I bought my first house with no money. And the second. And the third. And the fourth. In fact, I don’t even know how many houses I bought and sold in my twenties, but I do know that I never spent a single dollar of my own money. I always used other people’s money, a.k.a. ‘debt’.

When I started my web media company, there were times I used a credit card to float us while new projects were coming in. I once paid a whole bunch of subcontractors for a website project while using the equity line on my house.

When I started my coaching business, I hired my first two coaches using a credit card. In fact, over the first couple of years, I probably went into debt by $50,000 or more. Since then though, I’ve made millions of dollars in income as a coach. Not a bad return!

Debt doesn’t bother me. That’s not because I don’t care or because I’m not responsible. It is because of something my father, a successful entrepreneur, once said to me.

“Don’t get down about your debt. The only reason you have it is because you’ve taken on a risk most people don’t have the balls for.”

(My Dad’s a bit old-school with his language!)

He was right that I should be proud of my courage rather than ashamed, but only because the money I borrowed was being used for investing in assets (i.e. property, labor…MYSELF) and not liabilities (vacations, televisions, etc).

People have no problem with companies taking on debt. In fact, it is often considered the best solution for accelerating the growth of a company. We even have television shows like Shark Tank & Dragon’s Den where people compete to take on debt in the form of investors buying shares in their company.

This brings us back to a point I was making earlier.

Do you consider yourself an asset worth investing in or a liability?

Let me be clear: I’m not giving you investing advice. Just because I told one person to ‘go get a credit card so you can work with us’ doesn’t mean I recommend this to everyone. Some people hire coaches in the same way they buy televisions. If you hired us coming from that place, then your work with us would be a liability!
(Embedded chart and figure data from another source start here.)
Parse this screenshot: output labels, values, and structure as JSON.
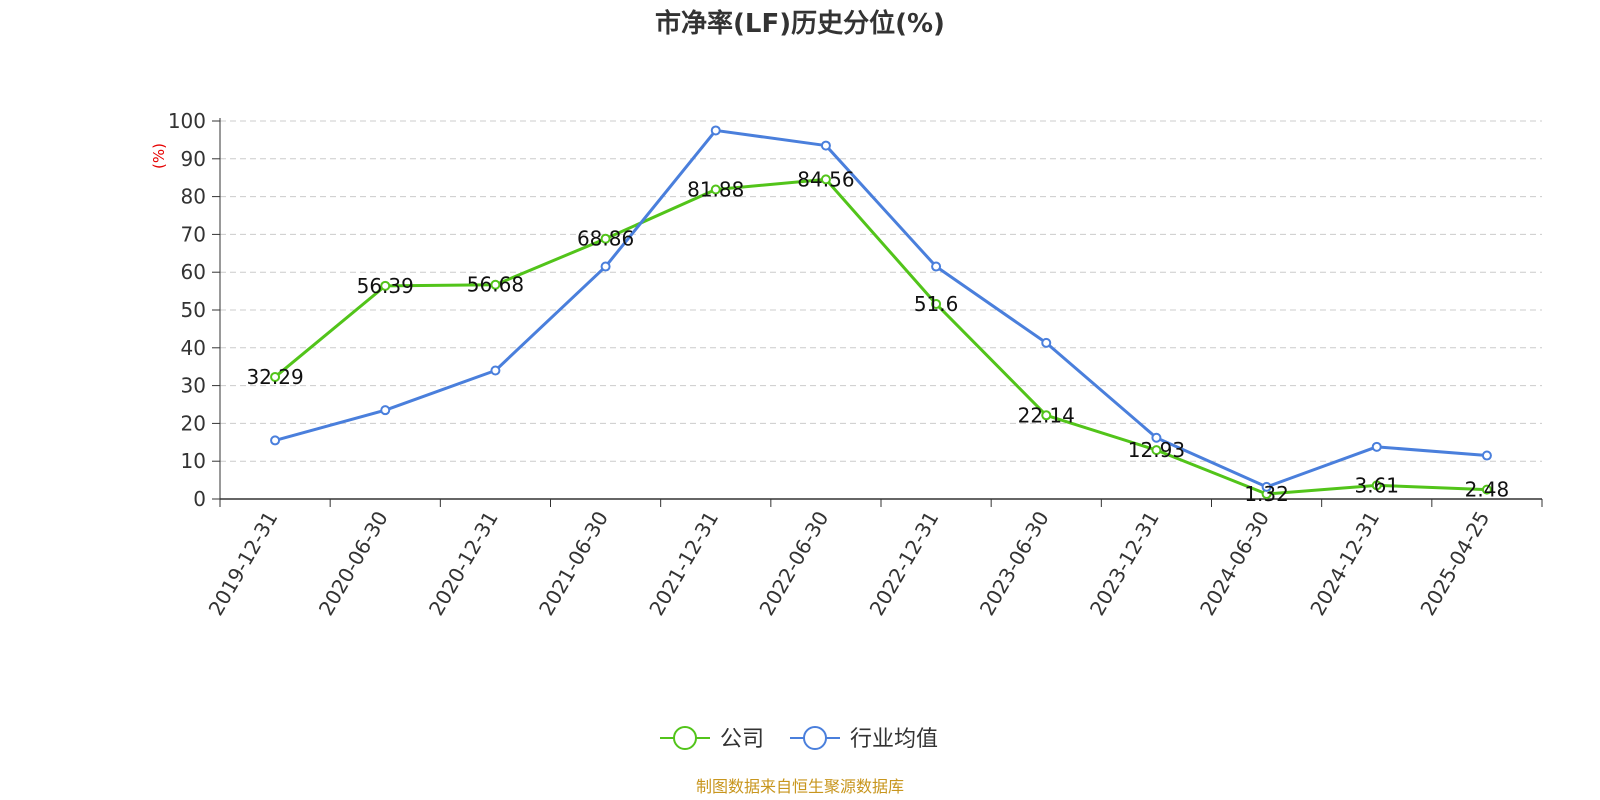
{
  "chart_data": {
    "type": "line",
    "title": "市净率(LF)历史分位(%)",
    "y_unit_label": "(%)",
    "categories": [
      "2019-12-31",
      "2020-06-30",
      "2020-12-31",
      "2021-06-30",
      "2021-12-31",
      "2022-06-30",
      "2022-12-31",
      "2023-06-30",
      "2023-12-31",
      "2024-06-30",
      "2024-12-31",
      "2025-04-25"
    ],
    "ylim": [
      0,
      100
    ],
    "y_ticks": [
      0,
      10,
      20,
      30,
      40,
      50,
      60,
      70,
      80,
      90,
      100
    ],
    "grid": true,
    "legend_position": "bottom-center",
    "series": [
      {
        "name": "公司",
        "color": "#52c41a",
        "values": [
          32.29,
          56.39,
          56.68,
          68.86,
          81.88,
          84.56,
          51.6,
          22.14,
          12.93,
          1.32,
          3.61,
          2.48
        ],
        "labels": [
          "32.29",
          "56.39",
          "56.68",
          "68.86",
          "81.88",
          "84.56",
          "51.6",
          "22.14",
          "12.93",
          "1.32",
          "3.61",
          "2.48"
        ]
      },
      {
        "name": "行业均值",
        "color": "#4a7fdc",
        "values": [
          15.5,
          23.5,
          34,
          61.5,
          97.5,
          93.5,
          61.5,
          41.3,
          16.2,
          3.2,
          13.8,
          11.5
        ]
      }
    ]
  },
  "source": "制图数据来自恒生聚源数据库"
}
You are the one who decides if investing in Creator’s Circle (or anyone’s coaching) is going to be a liability or an asset. You are the one who decides if you are an asset worth investing in.

My mentor Steve charges $200,000 for 100 hours with him and the fee is paid in full, upfront. The moment I transferred my money to him, I remember thinking: “Holy shit! What if he dies?!”

Understanding that my power to create begins with generating answers to my own questions, I decided that even if he died before our coaching was over, I would continue to fly to Phoenix twice per month and sit in his office by myself. I’d read his notes and his books, coach myself and create 10x my investment without him. I decided then and there that my coach being alive during our coaching program would be a bonus.

This is an example of how I CREATE my own coaching investments as an asset rather than a liability and how I CREATE myself as an asset that is worth investing in.

This is why what I care most about with our clients is that they are committed. If you are committed, then I don’t care how you come up with the money for our work together (as long as it’s legal), because you will create results.

Seeing yourself as a highly investable asset is a choice. It is a choice to be made decisively and constantly.

I am an asset. I am an asset. I am an asset. I am an asset. 

This is how you create your world.

You start by declaring a reality contrary to the evidence of circumstances past and present.

By doing this, you produce a useful and generative confirmation bias. This feeds you from the inside out and then like when a seed finally sprouts through the soil, the world starts providing you with tangible evidence.

From here, a virtuous cycle begins.

The sunlight of new income hits the chlorophyll of your soul and the roots you willed through your shell reach even deeper into the soil.

What before you carried is now carrying you.

You stretch, reaching higher and higher, and before you know it you are standing tall and immovable looking down from a height where before you looked up to.

As it always is, the view from above is more than you imagined it would be.

You are an asset. You are an asset. You are an asset. You are an asset.